- (Photo: American Humanist Association)
An atheist group has filed a lawsuit against a Maryland government agency over the placement of a 40-foot cross on government property.
The American Humanist Association filed suit Tuesday in the United States District Court for the District of Maryland against the Maryland-National Capital Park and Planning Commission, which oversees the property in Bladensburg, where the cross is located.
In addition to the AHA, named plaintiffs include two AHA members who live in the area and a third resident from nearby Beltsville.
"This action challenges the constitutionality of the defendant's ownership, maintenance and prominent display on public property of a massive Christian cross (the 'Bladensburg cross') as a violation of the Establishment Clause of the First Amendment of the U.S.Constitution, as applied to Maryland by the Fourteenth Amendment," reads the suit in part.
"The plaintiffs seek injunctive and declaratory relief and nominal damages under 42 U.S.C. §1983 against the defendant to redress this Establishment Clause violation, together with recovery of attorney's fees and costs under 42 U.S.C. §1988(b)."
The case against the Bladensburg cross is being handled by the AHA's legal wing, the Appignani Humanist Legal Center.
Appignani's Legal Director David Niose said in a statement that the Bladensburg cross "violates the Establishment Clause."
"To any passerby, a huge cross such as this can only be understood as endorsing Christianity," said Niose.
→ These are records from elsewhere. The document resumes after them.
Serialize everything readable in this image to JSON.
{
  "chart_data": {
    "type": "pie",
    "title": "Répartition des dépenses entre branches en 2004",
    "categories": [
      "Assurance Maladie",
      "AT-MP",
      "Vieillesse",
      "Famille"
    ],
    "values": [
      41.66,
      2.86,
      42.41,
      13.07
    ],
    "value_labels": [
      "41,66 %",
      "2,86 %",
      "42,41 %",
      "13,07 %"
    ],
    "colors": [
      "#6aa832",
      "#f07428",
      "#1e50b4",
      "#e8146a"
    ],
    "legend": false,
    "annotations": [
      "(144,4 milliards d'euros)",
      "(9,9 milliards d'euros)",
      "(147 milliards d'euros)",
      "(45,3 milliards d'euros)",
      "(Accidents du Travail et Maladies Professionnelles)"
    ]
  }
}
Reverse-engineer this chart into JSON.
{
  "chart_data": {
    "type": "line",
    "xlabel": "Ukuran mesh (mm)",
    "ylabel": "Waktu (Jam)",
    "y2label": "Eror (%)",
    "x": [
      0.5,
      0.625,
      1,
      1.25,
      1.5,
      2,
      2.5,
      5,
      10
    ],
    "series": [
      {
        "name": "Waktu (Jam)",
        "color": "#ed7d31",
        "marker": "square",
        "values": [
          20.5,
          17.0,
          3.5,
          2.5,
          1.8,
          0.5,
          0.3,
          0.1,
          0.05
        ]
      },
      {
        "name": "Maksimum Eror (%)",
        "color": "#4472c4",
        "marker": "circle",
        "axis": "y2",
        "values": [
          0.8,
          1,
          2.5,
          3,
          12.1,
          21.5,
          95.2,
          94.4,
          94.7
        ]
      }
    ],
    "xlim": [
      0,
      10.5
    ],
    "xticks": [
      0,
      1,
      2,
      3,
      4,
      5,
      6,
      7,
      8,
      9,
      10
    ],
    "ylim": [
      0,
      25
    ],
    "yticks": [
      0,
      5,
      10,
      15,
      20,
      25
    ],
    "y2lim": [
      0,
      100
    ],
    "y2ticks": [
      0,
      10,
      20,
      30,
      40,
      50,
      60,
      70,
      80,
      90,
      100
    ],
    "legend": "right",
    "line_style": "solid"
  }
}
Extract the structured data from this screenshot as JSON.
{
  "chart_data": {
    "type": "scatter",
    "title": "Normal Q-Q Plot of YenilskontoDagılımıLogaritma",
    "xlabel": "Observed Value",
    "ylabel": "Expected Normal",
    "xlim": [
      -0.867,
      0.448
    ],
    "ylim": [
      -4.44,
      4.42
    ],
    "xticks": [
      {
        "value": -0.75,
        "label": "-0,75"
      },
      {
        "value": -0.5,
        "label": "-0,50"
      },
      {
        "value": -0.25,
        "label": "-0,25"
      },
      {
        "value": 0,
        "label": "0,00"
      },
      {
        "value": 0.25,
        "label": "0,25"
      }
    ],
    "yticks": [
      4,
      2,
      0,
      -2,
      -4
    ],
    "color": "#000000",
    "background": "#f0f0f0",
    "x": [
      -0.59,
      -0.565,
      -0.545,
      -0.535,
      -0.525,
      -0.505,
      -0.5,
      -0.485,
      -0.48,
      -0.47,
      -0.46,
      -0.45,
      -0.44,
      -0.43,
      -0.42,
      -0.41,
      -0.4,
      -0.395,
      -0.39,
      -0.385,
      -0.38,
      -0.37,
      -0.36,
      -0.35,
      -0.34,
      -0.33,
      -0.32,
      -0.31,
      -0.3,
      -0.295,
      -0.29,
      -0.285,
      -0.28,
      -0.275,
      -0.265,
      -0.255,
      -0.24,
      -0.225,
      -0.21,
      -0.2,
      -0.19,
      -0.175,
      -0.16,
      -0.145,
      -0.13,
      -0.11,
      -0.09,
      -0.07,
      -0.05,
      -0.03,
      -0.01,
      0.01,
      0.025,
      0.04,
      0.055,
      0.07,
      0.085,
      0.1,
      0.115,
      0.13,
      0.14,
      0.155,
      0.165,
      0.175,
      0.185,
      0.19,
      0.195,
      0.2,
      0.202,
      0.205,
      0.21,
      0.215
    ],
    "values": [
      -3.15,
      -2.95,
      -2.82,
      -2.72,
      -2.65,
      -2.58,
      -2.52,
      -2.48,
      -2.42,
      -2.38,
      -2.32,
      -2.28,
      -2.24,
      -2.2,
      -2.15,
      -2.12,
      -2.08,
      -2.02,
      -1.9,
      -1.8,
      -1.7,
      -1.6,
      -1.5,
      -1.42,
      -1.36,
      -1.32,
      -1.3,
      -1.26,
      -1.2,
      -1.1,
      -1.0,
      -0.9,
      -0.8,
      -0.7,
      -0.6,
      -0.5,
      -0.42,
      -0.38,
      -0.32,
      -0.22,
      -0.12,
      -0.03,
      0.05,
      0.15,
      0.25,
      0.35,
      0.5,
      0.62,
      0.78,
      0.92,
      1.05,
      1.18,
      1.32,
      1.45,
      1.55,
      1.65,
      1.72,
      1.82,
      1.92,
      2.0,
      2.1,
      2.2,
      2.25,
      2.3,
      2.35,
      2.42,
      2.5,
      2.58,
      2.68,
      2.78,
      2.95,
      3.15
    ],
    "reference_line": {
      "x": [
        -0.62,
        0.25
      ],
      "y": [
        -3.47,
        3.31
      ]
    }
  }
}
"We can all support memorials to those who have fought for our country, but they cannot take the form of a massive religious symbol on government property."
Also known as the "peace cross," the Town of Bladensburg's 40-foot tall cross was dedicated in 1925 by the American Legion. It was built by volunteers with the Snyder-Farmer Post of the American Legion of Hyattsville in memory of the 49 men from Prince George's County who died in World War I.
Composed of cement and marble, in 1965 the cross was given lights so as to be visible to drivers during the evening hours.
In 2012, the AHA sent a letter to the Maryland National Park and Planning Commission demanding the removal of the peace cross from its present site on government property.
Their letter prompted protests from locals and the American Legion, who told local media that the AHA was being too sensitive on the issue.
"The Distinguished Air Cross -- is that a religious medal?" asked Moore. "They have the cross-hairs in a sight. Because the word 'cross' is there, is that a religious reference as well?" asked American Legion Commander Mike Moore to Fox 5.